O T - Can Anyone Help Me Please ?

It would be useful to know what those readings are.

An intelligent charger may only provide a limited voltage at high impedance initially until it senses a battery connected with the right polarity. This prevents sparks and operation if battery is connected with wrong polarity or wrong voltage.

The voltage drop across it would upset an intelligent charger.

That will be the current (sic!) battery voltage. What does it measure?

That is curious. Possibly residual charge on the charger capacitors. If there was e.g. a big anti-reverse connection diode in the charger circutry to the scooter, that might cause something like this.

Well, that is to be expected..

No, not really.

As I said,possibly some charge left on the charger that is now (just) forward biasing an inbuilt diode..Whereas before you were just seeing leakage backwards through the diode.

It never ceases to amaze me the uses to which excel gets put! Possibly a spreadsheet might not be the most obvious tool in which to draw circuit diagrams but, hey, it's worked.

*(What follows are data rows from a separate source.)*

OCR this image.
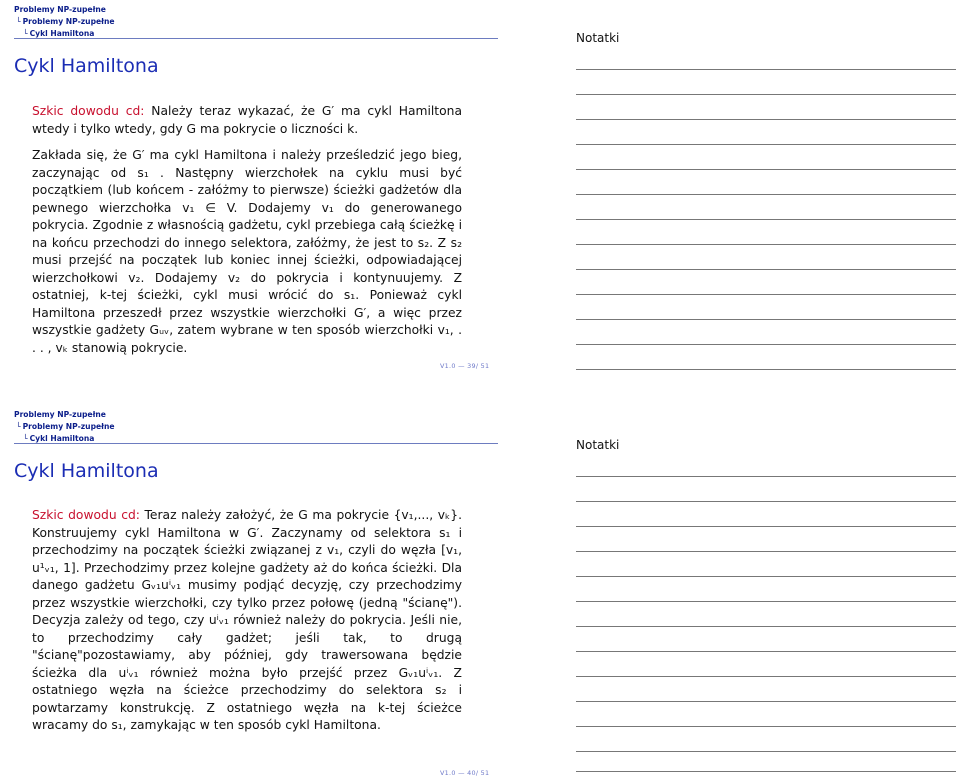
Problemy NP-zupełne
└ Problemy NP-zupełne
└ Cykl Hamiltona
Cykl Hamiltona

Szkic dowodu cd: Należy teraz wykazać, że G′ ma cykl Hamiltona wtedy i tylko wtedy, gdy G ma pokrycie o liczności k.

Zakłada się, że G′ ma cykl Hamiltona i należy prześledzić jego bieg, zaczynając od s₁ . Następny wierzchołek na cyklu musi być początkiem (lub końcem - załóżmy to pierwsze) ścieżki gadżetów dla pewnego wierzchołka v₁ ∈ V. Dodajemy v₁ do generowanego pokrycia. Zgodnie z własnością gadżetu, cykl przebiega całą ścieżkę i na końcu przechodzi do innego selektora, załóżmy, że jest to s₂. Z s₂ musi przejść na początek lub koniec innej ścieżki, odpowiadającej wierzchołkowi v₂. Dodajemy v₂ do pokrycia i kontynuujemy. Z ostatniej, k-tej ścieżki, cykl musi wrócić do s₁. Ponieważ cykl Hamiltona przeszedł przez wszystkie wierzchołki G′, a więc przez wszystkie gadżety Gᵤᵥ, zatem wybrane w ten sposób wierzchołki v₁, . . . , vₖ stanowią pokrycie.

V1.0 — 39/ 51
Notatki
Problemy NP-zupełne
└ Problemy NP-zupełne
└ Cykl Hamiltona
Cykl Hamiltona

Szkic dowodu cd: Teraz należy założyć, że G ma pokrycie {v₁,..., vₖ}. Konstruujemy cykl Hamiltona w G′. Zaczynamy od selektora s₁ i przechodzimy na początek ścieżki związanej z v₁, czyli do węzła [v₁, u¹ᵥ₁, 1]. Przechodzimy przez kolejne gadżety aż do końca ścieżki. Dla danego gadżetu Gᵥ₁uⁱᵥ₁ musimy podjąć decyzję, czy przechodzimy przez wszystkie wierzchołki, czy tylko przez połowę (jedną "ścianę"). Decyzja zależy od tego, czy uⁱᵥ₁ również należy do pokrycia. Jeśli nie, to przechodzimy cały gadżet; jeśli tak, to drugą "ścianę"pozostawiamy, aby później, gdy trawersowana będzie ścieżka dla uⁱᵥ₁ również można było przejść przez Gᵥ₁uⁱᵥ₁. Z ostatniego węzła na ścieżce przechodzimy do selektora s₂ i powtarzamy konstrukcję. Z ostatniego węzła na k-tej ścieżce wracamy do s₁, zamykając w ten sposób cykl Hamiltona.

V1.0 — 40/ 51
Notatki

I'm not sure what you intend to learn from this box. I'f the charger is producing enough open circuit voltage (easy to measure the output of the charger with a meter on its own) then it will charge the batteries over time. Depending on the discharge state of the batteries and the output impedance of the charger you may see the voltage on your meter-in-a-box fall quite dramatically during the initial charging phase but towards the end of the charge cycle it will recover as the batteries draw less current.

Fundamently if we are talking about a simple charger here (and if we're not then your box will tell you even less) then if its open circuit voltage exceeds the battery terminal voltage by a small margin it will charge the batteries to full capacity. It can't part charge them unless either it doesn't produce enough volts or you don't give it enough time.

On the examples of scooters I've seen the charger is fairly poxy, little more than a wall-wart. Being so weak it has a relatively high output impedance and the voltage collapses quite noticably during the initial charging phase so time required can be quite large.

Why not have a look at the markings on the charger and battery and tell us: The battery type and voltage The charger rated volts and amps The measured battey voltage The measured oc charger voltage

Interesting. I'm scratching my head to think of a reason. If you leave it some time in this state do the voltages equalise?

Obviously - that's the only way to complete the circuit.

Trouble is all diodes have a forward voltage drop - which may effect the charge rate. If you do want to try this use a Schottky type - these have the lowest forward voltage drop. But I'd not bother - it's the voltage on charge that is important.

Dunno.

Generally, if the battery and connections to the charger are sound the voltage will tell you what you want. Because the combination of that with the internal resistance of the battery and voltage sets the current.

What sort of battery is fitted? If a SLA (gel) type, it should have a constant voltage charge. That should be 27.6v.

If it's a wet type, the voltage may well be higher when approaching a full charge. But with either type the actual charging current will vary throughout the cycle - starting higher and dropping as it reaches full charge.

One other thing is that modern 'calcium' wet batteries require a slightly higher voltage to reach full capacity - but this shouldn't matter if you're using the correct battery and charger. If the battery is being run near flat every day I'd expect it not to last much more than a year.